A Most Violent Year

It appears JC Chandor is approaching filmmaking as somewhat of a challenge. After receiving an Academy Award nomination for writing his debut film Margin Call, the 2011 fast-talking pot boiler of a film about the beginnings of the 2008 financial crisis, his next project was the almost entirely wordless survival picture All is Lost, which could not have been a further departure from that first film. For his third project, Chandor has switched gears yet again, employing stars on the rise Oscar Isaac, Jessica Chastain and David Oyelowo for a look at (of all things) the competitive heating oil industry in New York circa 1981. Think the heating oil industry isn’t the sort of rough and tumble world that would attract Goodfellas-esque gangsters? Think again.

Abel Morales (Isaac) has built Standard Oil from scratch, utilizing his superior negotiation skills to carve out an ever-expanding niche in the New York City area. With the help of his wife Anna (Chastain), he has built his business the right way, keeping his work as above board as possible in an increasingly corrupt and violent environment. Despite this, he has drawn the attention of Lawrence (Oyelowo), an ambitious federal agent looking for some points as New York finds itself in the midst of its most violent year in the city’s history by combing through his books and looking for violations.
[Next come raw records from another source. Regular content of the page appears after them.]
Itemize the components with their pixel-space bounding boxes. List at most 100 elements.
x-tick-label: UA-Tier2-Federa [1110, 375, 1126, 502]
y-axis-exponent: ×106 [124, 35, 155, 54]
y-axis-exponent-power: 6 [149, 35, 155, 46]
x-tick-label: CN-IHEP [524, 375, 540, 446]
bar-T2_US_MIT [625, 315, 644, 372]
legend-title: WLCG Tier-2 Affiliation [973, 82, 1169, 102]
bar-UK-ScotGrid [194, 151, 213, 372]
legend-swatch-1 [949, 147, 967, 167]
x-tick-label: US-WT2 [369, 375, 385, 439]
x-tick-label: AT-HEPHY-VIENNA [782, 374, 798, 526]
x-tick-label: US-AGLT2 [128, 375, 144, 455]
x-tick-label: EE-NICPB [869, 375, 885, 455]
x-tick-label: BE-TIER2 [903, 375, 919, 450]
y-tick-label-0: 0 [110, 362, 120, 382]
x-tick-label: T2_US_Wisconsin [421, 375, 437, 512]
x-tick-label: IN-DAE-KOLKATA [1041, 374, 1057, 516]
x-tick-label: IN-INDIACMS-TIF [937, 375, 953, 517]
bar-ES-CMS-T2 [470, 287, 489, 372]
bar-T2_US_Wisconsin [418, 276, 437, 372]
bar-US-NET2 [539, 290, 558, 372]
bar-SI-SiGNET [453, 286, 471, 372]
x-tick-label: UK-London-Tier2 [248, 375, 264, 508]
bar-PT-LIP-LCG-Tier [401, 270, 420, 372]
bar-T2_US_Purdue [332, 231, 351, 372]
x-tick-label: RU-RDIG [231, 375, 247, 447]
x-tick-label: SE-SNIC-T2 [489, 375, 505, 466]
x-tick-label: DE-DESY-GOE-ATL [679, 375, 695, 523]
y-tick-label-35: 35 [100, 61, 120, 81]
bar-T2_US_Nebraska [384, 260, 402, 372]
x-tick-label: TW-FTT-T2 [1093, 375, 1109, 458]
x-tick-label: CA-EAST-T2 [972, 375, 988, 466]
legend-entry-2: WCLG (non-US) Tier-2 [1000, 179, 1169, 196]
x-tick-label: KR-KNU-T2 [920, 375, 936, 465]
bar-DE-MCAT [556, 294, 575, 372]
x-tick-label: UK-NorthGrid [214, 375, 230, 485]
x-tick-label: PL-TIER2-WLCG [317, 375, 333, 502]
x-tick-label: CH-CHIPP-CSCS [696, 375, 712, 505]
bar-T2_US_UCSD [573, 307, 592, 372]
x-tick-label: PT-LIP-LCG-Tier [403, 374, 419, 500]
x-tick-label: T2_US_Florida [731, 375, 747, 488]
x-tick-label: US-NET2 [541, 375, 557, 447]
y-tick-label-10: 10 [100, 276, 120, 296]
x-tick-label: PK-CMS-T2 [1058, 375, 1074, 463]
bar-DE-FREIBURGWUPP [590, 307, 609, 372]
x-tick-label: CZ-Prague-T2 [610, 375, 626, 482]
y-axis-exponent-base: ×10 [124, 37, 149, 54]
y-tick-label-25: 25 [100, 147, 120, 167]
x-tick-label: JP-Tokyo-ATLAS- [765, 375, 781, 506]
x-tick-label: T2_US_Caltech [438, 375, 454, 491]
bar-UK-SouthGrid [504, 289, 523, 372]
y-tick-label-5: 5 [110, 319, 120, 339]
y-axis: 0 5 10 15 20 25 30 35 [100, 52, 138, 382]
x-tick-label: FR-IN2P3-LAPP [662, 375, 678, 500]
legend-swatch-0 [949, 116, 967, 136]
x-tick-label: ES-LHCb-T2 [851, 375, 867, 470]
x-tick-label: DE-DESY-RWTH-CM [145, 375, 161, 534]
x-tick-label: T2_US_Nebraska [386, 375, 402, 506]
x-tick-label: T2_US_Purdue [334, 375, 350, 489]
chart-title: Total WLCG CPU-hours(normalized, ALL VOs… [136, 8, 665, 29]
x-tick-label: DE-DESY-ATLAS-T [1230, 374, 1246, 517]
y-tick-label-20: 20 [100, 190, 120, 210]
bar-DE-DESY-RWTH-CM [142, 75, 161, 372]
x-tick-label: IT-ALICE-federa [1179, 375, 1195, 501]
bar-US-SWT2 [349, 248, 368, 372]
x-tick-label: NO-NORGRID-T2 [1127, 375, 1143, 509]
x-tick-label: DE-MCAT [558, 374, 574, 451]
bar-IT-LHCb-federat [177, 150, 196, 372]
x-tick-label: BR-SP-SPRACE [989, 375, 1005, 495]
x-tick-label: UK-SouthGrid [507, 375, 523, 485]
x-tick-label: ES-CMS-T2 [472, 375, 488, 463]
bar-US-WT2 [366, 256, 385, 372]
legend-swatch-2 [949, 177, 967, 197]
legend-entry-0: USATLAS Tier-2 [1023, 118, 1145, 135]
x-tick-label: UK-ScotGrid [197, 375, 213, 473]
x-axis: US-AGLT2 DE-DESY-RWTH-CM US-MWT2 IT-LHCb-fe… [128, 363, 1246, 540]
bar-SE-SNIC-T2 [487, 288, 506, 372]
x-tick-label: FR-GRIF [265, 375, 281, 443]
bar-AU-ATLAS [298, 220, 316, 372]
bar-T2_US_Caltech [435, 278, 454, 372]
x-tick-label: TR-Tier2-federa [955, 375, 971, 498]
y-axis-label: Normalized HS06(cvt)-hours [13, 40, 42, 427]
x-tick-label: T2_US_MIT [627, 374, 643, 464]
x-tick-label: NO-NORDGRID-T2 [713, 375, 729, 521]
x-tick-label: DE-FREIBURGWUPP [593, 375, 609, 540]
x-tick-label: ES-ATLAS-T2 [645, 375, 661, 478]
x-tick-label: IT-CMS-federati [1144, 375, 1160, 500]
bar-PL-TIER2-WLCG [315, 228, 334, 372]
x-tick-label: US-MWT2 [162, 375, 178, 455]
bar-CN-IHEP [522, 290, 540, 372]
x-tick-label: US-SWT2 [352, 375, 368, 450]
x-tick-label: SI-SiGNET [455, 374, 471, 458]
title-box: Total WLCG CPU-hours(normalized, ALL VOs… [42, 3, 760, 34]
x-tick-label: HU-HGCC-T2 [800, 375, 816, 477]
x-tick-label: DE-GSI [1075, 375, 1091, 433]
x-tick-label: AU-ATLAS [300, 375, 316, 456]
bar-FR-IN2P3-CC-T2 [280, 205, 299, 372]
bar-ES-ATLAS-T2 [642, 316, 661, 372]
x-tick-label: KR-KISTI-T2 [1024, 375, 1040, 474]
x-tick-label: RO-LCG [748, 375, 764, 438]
Despite Abel’s predominantly clean reputation (especially compared to his competitors), his closet is not entirely skeleton-free, and even the best work of his lawyer (played by Albert Brooks in the most bizarre of hairpieces) can’t shake the law. The timing could not be worse, as Abel is in the midst of a real estate deal with local Orthodox Jews that will allow him to greatly expand his earning potential. The action from the feds causes Abel’s bank to back out of the deal, and the race is on for him to find new funding before he loses his deposit as he fights to keep his integrity in the face of repeated violent commandeering of his oil trucks by unknown assailants.

Margin Call was a notably modern tale, All is Lost a timeless one. With A Most Violent Year, Chandor has steered directly into a period piece, deftly recreating the noticeably grittier early 1980’s New York, from its pointed wardrobe choices (Isaac’s striking yellow trenchcoat, Chastain’s blouse with its padded shoulders) to the computer generated Twin Towers restored to the city’s timeline. Chandor does not overwhelm with these throwback sensibilities; the setting is more about a staging ground for its morality play than some specific commentary about the time. What Chandor really cares about here is how far an honest man can be pushed before he turns away from the path of the righteous, and how his choice not to give in affects the lives of the people around him. Whether it’s his lawyer or his wife (who has some questionable family members who are almost certainly involved in the mob in some fashion) or his work force, Abel is responsible for financial and physical well being of quite a few people, not to mention himself. As an immigrant, the American Dream has very specific and idealistic connotations, and even as those connotations are systemically torn down in front of him, he cannot betray himself. If he has to cheat to win, why play at all?

In making an anti-gangster gangster movie, Chandor has found the perfect lead in Oscar Isaac. After years of toiling in relative obscurity, the 34 year old actor’s huge breakout role in Inside Llewyn Davis has (somehow) led to parts in Star Wars: The Force Awakens and as the villain in X-Men: Age of Apocalypse. Time will tell what befalls him in the franchise-industrial complex, but he certainly feels entirely at home in A Most Violent Year. His perfectly coiffed hair, persistent stubble and determined stare are just what Chandor needs to sell his morality play. It is a quiet film, one that is not devoid of action but more about negotiations than gunfights, and Isaac is the rock at its center, an unwavering and magnetic presence. As his second, the normally reliable Chastain is a little shaky. Her character is well-formed and generally well-implemented, but she has quite a few line readings that cross the line into melodrama; she is a tad too histrionic for Chandor’s tone. It is not a bad performance by any means, but it is a disappointing one in comparison to what is otherwise a strength. The support is excellent to a man, with Elyes Gabel putting in especially great work as one of Abel’s beset upon drivers forced to make a decision between the easy way and the hard way.

Late in the film, Abel looks at his wife with resignation and tells her that he didn’t want to become a gangster. His wife consoles him outside their expansive, modern house, but it’s clear that, perhaps only subconsciously, perhaps not, she too wants him to give in. Besides, if his business is going to be in peril both by the feds and his competitors, his family threatened, even if he plays fair, what is the point of playing fair in the first place? It would be easy for Chandor to take the cynical route, to paint Abel as an idealistic fool who cannot cope with the changing times, but that would not be nearly as interesting as what A Most Violent Year is. For the second time in a row, JC Chandor has tried something new, and for the second time in a row, he has proven that his talent as a filmmaker cannot be limited to a specific genre or time period. His interest is in characters, and that is no different here. A Most Violent Year is a deliberately paced and quiet film, but its morals speak volumes.